Звук падающих вещей - стр. 27
– Наверняка что-то натворил.
– Теперь уж какая разница, – говорила мама.
– Ну да, – соглашался отец. – Теперь уже никакой.
По мере того, как я выбирался на поверхность, ненависть к Лаверде сменялась ненавистью к моему собственному телу и его ощущениям. Но, возненавидев себя самого, я возненавидел и других, и одним прекрасным днем решил, что не хочу никого видеть, и выгнал своих близких из больницы, запретив им видеться со мной, пока мне не станет лучше.
– Но мы волнуемся, – возразила мама. – Мы хотим заботиться о тебе.

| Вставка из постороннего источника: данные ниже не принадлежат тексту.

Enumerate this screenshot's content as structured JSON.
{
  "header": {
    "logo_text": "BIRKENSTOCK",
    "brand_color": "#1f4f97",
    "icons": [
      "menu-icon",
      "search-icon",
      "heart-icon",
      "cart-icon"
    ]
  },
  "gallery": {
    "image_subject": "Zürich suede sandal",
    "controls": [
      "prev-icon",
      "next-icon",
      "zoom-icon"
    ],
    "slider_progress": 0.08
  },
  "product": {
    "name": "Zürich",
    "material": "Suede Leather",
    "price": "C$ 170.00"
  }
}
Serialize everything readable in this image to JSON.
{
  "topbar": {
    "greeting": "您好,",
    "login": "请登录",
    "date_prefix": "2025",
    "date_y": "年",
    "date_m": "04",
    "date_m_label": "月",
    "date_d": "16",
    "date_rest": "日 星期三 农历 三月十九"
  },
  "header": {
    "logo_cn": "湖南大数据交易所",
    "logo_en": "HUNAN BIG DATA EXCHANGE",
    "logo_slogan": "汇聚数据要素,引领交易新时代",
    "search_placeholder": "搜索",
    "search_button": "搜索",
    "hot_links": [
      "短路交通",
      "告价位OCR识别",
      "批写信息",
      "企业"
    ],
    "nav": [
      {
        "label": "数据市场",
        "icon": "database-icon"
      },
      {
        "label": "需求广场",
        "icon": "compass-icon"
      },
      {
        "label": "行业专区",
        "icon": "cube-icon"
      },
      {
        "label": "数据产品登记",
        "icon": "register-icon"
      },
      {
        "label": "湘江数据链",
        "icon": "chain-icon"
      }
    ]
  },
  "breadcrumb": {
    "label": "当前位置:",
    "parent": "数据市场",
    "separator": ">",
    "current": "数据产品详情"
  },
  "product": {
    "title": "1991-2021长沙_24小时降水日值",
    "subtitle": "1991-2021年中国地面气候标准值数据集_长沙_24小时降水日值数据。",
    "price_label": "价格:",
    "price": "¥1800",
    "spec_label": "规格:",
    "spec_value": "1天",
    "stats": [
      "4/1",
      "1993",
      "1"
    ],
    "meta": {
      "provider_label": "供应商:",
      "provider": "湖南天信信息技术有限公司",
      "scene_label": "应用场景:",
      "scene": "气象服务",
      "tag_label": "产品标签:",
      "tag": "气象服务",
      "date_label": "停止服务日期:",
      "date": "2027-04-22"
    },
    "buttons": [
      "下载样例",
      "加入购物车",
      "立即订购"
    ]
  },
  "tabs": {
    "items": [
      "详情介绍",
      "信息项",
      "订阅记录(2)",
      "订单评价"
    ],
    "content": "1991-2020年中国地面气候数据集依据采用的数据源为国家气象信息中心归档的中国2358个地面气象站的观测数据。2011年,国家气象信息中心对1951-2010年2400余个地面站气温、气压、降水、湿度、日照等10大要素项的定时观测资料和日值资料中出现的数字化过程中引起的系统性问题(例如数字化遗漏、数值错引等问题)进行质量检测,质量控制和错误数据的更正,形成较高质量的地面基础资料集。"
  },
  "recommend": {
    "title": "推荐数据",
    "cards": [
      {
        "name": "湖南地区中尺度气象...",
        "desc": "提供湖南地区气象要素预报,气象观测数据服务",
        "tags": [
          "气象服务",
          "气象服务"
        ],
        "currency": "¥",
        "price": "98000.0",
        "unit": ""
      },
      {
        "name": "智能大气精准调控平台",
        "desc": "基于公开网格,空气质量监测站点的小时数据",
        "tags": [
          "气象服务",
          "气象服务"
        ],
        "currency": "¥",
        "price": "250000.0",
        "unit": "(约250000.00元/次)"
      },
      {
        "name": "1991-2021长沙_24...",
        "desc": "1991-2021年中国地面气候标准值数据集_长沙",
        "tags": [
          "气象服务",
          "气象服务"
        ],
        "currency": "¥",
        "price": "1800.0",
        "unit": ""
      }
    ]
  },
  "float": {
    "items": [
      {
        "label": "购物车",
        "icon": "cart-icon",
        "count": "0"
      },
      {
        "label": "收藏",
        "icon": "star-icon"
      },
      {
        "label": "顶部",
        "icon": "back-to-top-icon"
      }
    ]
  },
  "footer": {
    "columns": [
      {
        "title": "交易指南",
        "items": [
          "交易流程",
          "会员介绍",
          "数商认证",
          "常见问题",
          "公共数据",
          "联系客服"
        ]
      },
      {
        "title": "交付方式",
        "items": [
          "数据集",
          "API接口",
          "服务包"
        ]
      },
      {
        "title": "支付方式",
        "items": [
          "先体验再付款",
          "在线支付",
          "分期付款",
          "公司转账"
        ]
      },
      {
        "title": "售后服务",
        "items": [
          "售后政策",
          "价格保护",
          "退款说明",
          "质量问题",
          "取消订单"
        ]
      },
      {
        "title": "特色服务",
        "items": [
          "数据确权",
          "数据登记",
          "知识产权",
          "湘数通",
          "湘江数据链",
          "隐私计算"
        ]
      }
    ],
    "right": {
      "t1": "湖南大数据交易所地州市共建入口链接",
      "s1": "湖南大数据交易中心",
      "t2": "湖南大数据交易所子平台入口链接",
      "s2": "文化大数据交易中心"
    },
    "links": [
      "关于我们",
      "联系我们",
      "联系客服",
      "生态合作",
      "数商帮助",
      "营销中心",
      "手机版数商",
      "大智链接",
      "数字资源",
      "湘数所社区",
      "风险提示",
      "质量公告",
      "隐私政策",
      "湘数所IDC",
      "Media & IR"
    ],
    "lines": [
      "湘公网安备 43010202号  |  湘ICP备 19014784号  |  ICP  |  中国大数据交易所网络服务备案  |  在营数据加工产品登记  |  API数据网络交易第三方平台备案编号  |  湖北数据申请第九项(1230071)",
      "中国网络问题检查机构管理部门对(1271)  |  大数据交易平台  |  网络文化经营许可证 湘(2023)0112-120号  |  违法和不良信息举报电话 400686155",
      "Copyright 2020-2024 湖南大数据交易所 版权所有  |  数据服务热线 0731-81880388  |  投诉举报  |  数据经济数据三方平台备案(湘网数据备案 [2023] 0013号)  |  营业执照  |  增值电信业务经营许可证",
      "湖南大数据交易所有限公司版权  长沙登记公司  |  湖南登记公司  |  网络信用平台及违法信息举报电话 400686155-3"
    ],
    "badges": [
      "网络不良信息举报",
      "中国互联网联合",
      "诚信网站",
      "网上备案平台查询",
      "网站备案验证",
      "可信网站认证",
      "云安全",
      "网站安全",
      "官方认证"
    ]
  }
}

– А я нет. Я не хочу, чтобы ты обо мне заботилась, я вообще не хочу, чтобы обо мне заботились. Хочу, чтобы вы ушли.
– Но вдруг тебе что-то понадобится? Мы могли бы помочь, а нас не будет рядом.
– Ничего не нужно. Мне нужно побыть одному. Я хочу побыть один.
«Хочу вкусить тишины», – подумалось мне: это строка Леона де Грейффа, еще одного поэта, которого я раньше слушал в доме Сильвы, стихи догоняют нас в самые неожиданные моменты. «Я хочу вкусить тишины, и ни в ком не нуждаюсь». Оставьте меня в покое. Да, именно это я и сказал своим родителям: оставьте меня в покое.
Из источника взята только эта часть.